I set up the system to reduce the measurement noise with
- disabling frequency scaling
- disabling Address Space Layout Randomization
- setting
scaling_governor
toperformance
- using
cpuset
to isolate the benchmark on an own core - setting a niceness of -20
- using a headless system with a minimal amount of processes running
Then I started out with the ScanWrite256PtrUnrollLoop
benchmark of the pmbw - Parallel Memory Bandwidth Benchmark / Measurement program:
pmbw -f ScanWrite256PtrUnrollLoop -p 1 -P 1
The inner loop can be examined with
gdb -batch -ex "disassemble/rs ScanWrite256PtrUnrollLoop" `which pmbw` | c++filt
It seems that this benchmark creates a "stream" of vmovdqa
Move Aligned Packed Integer Values AVX256-instructions to saturate the CPU's memory subsystem
<+44>:
vmovdqa %ymm0,(%rax)
vmovdqa %ymm0,0x20(%rax)
vmovdqa %ymm0,0x40(%rax)
vmovdqa %ymm0,0x60(%rax)
vmovdqa %ymm0,0x80(%rax)
vmovdqa %ymm0,0xa0(%rax)
vmovdqa %ymm0,0xc0(%rax)
vmovdqa %ymm0,0xe0(%rax)
vmovdqa %ymm0,0x100(%rax)
vmovdqa %ymm0,0x120(%rax)
vmovdqa %ymm0,0x140(%rax)
vmovdqa %ymm0,0x160(%rax)
vmovdqa %ymm0,0x180(%rax)
vmovdqa %ymm0,0x1a0(%rax)
vmovdqa %ymm0,0x1c0(%rax)
vmovdqa %ymm0,0x1e0(%rax)
add $0x200,%rax
cmp %rsi,%rax
jb 0x37dc <ScanWrite256PtrUnrollLoop(char*, unsigned long, unsigned long)+44>
As a similar benchmark in Julia I came up with the following:
const C = NTuple{K,VecElement{Float64}} where K
@inline function Base.fill!(dst::Vector{C{K}},x::C{K},::Val{NT} = Val(8)) where {NT,K}
NB = div(length(dst),NT)
k = 0
@inbounds for i in Base.OneTo(NB)
@simd for j in Base.OneTo(NT)
dst[k += 1] = x
end
end
end
When investigating the inner loop of this fill!
function
code_native(fill!,(Vector{C{4}},C{4},Val{16}),debuginfo=:none)

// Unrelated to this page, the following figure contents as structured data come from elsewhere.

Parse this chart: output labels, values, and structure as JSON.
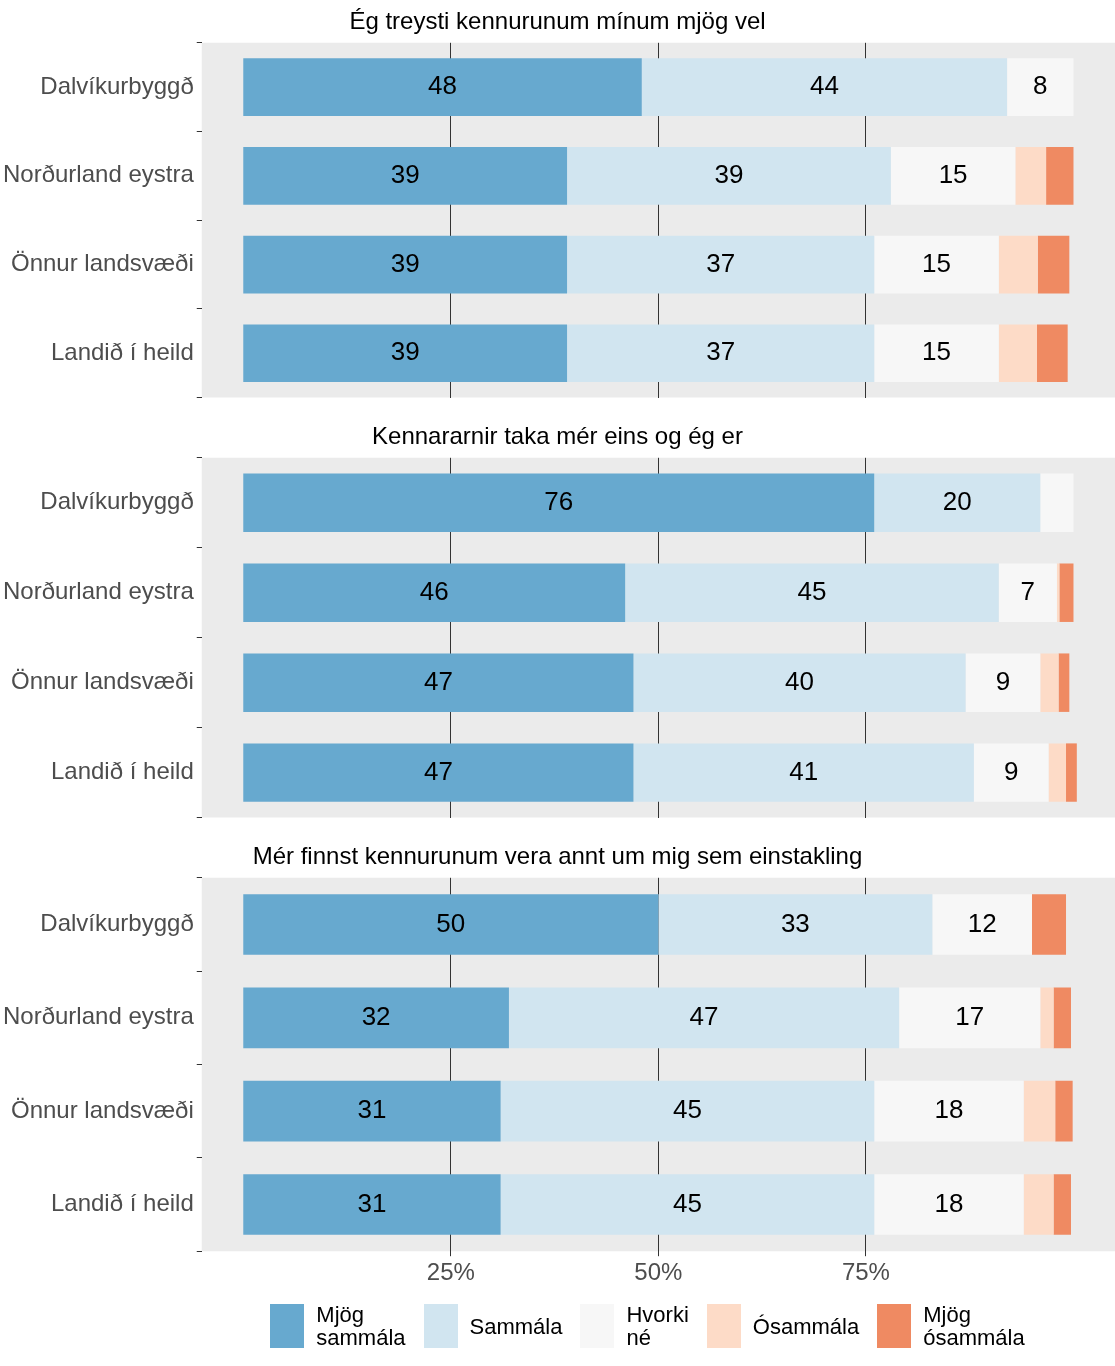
{
  "chart_data": [
    {
      "type": "bar",
      "orientation": "horizontal",
      "stacked": true,
      "title": "Ég treysti kennurunum mínum mjög vel",
      "categories": [
        "Dalvíkurbyggð",
        "Norðurland eystra",
        "Önnur landsvæði",
        "Landið í heild"
      ],
      "series": [
        {
          "color": "#67a9cf",
          "values": [
            48,
            39,
            39,
            39
          ],
          "value_labels": [
            "48",
            "39",
            "39",
            "39"
          ]
        },
        {
          "color": "#d1e5f0",
          "values": [
            44,
            39,
            37,
            37
          ],
          "value_labels": [
            "44",
            "39",
            "37",
            "37"
          ]
        },
        {
          "color": "#f7f7f7",
          "values": [
            8,
            15,
            15,
            15
          ],
          "value_labels": [
            "8",
            "15",
            "15",
            "15"
          ]
        },
        {
          "color": "#fddbc7",
          "values": [
            0,
            3.7,
            4.7,
            4.6
          ],
          "value_labels": [
            null,
            null,
            null,
            null
          ]
        },
        {
          "color": "#ef8a62",
          "values": [
            0,
            3.3,
            3.8,
            3.7
          ],
          "value_labels": [
            null,
            null,
            null,
            null
          ]
        }
      ],
      "xlim": [
        -5,
        105
      ],
      "xticks": [
        25,
        50,
        75
      ],
      "grid": "x",
      "legend": false,
      "tick_labels": "y"
    },
    {
      "type": "bar",
      "orientation": "horizontal",
      "stacked": true,
      "title": "Kennararnir taka mér eins og ég er",
      "categories": [
        "Dalvíkurbyggð",
        "Norðurland eystra",
        "Önnur landsvæði",
        "Landið í heild"
      ],
      "series": [
        {
          "color": "#67a9cf",
          "values": [
            76,
            46,
            47,
            47
          ],
          "value_labels": [
            "76",
            "46",
            "47",
            "47"
          ]
        },
        {
          "color": "#d1e5f0",
          "values": [
            20,
            45,
            40,
            41
          ],
          "value_labels": [
            "20",
            "45",
            "40",
            "41"
          ]
        },
        {
          "color": "#f7f7f7",
          "values": [
            4,
            7,
            9,
            9
          ],
          "value_labels": [
            null,
            "7",
            "9",
            "9"
          ]
        },
        {
          "color": "#fddbc7",
          "values": [
            0,
            0.3,
            2.2,
            2.1
          ],
          "value_labels": [
            null,
            null,
            null,
            null
          ]
        },
        {
          "color": "#ef8a62",
          "values": [
            0,
            1.7,
            1.3,
            1.3
          ],
          "value_labels": [
            null,
            null,
            null,
            null
          ]
        }
      ],
      "xlim": [
        -5,
        105
      ],
      "xticks": [
        25,
        50,
        75
      ],
      "grid": "x",
      "legend": false,
      "tick_labels": "y"
    },
    {
      "type": "bar",
      "orientation": "horizontal",
      "stacked": true,
      "title": "Mér finnst kennurunum vera annt um mig sem einstakling",
      "categories": [
        "Dalvíkurbyggð",
        "Norðurland eystra",
        "Önnur landsvæði",
        "Landið í heild"
      ],
      "series": [
        {
          "name": "Mjög sammála",
          "color": "#67a9cf",
          "values": [
            50,
            32,
            31,
            31
          ],
          "value_labels": [
            "50",
            "32",
            "31",
            "31"
          ]
        },
        {
          "name": "Sammála",
          "color": "#d1e5f0",
          "values": [
            33,
            47,
            45,
            45
          ],
          "value_labels": [
            "33",
            "47",
            "45",
            "45"
          ]
        },
        {
          "name": "Hvorki né",
          "color": "#f7f7f7",
          "values": [
            12,
            17,
            18,
            18
          ],
          "value_labels": [
            "12",
            "17",
            "18",
            "18"
          ]
        },
        {
          "name": "Ósammála",
          "color": "#fddbc7",
          "values": [
            0,
            1.6,
            3.8,
            3.6
          ],
          "value_labels": [
            null,
            null,
            null,
            null
          ]
        },
        {
          "name": "Mjög ósammála",
          "color": "#ef8a62",
          "values": [
            4.1,
            2.1,
            2.1,
            2.1
          ],
          "value_labels": [
            null,
            null,
            null,
            null
          ]
        }
      ],
      "xlim": [
        -5,
        105
      ],
      "xticks": [
        {
          "value": 25,
          "label": "25%"
        },
        {
          "value": 50,
          "label": "50%"
        },
        {
          "value": 75,
          "label": "75%"
        }
      ],
      "grid": "x",
      "legend": "bottom"
    }
  ]
}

we can see that this also creates a similar "stream" of vmovups
Move Unaligned Packed Single-Precision Floating-Point Values instructions:
L32:
vmovups %ymm0, -480(%rcx)
vmovups %ymm0, -448(%rcx)
vmovups %ymm0, -416(%rcx)
vmovups %ymm0, -384(%rcx)
vmovups %ymm0, -352(%rcx)
vmovups %ymm0, -320(%rcx)
vmovups %ymm0, -288(%rcx)
vmovups %ymm0, -256(%rcx)
vmovups %ymm0, -224(%rcx)
vmovups %ymm0, -192(%rcx)
vmovups %ymm0, -160(%rcx)
vmovups %ymm0, -128(%rcx)
vmovups %ymm0, -96(%rcx)
vmovups %ymm0, -64(%rcx)
vmovups %ymm0, -32(%rcx)
vmovups %ymm0, (%rcx)
leaq 1(%rdx), %rsi
addq $512, %rcx
cmpq %rax, %rdx
movq %rsi, %rdx
jne L32
Now, all these benchmarks somehow show the different "performance-plateaus" for the three caches and the main memory:
but interestingly, they are all bound to around 11 GB/s for bigger test sizes:
using multiple threads and (re)activating the frequency scaling (which doubles the CPU's frequency) has an impact on the smaller testsizes but does not really change these findings fort the larger ones.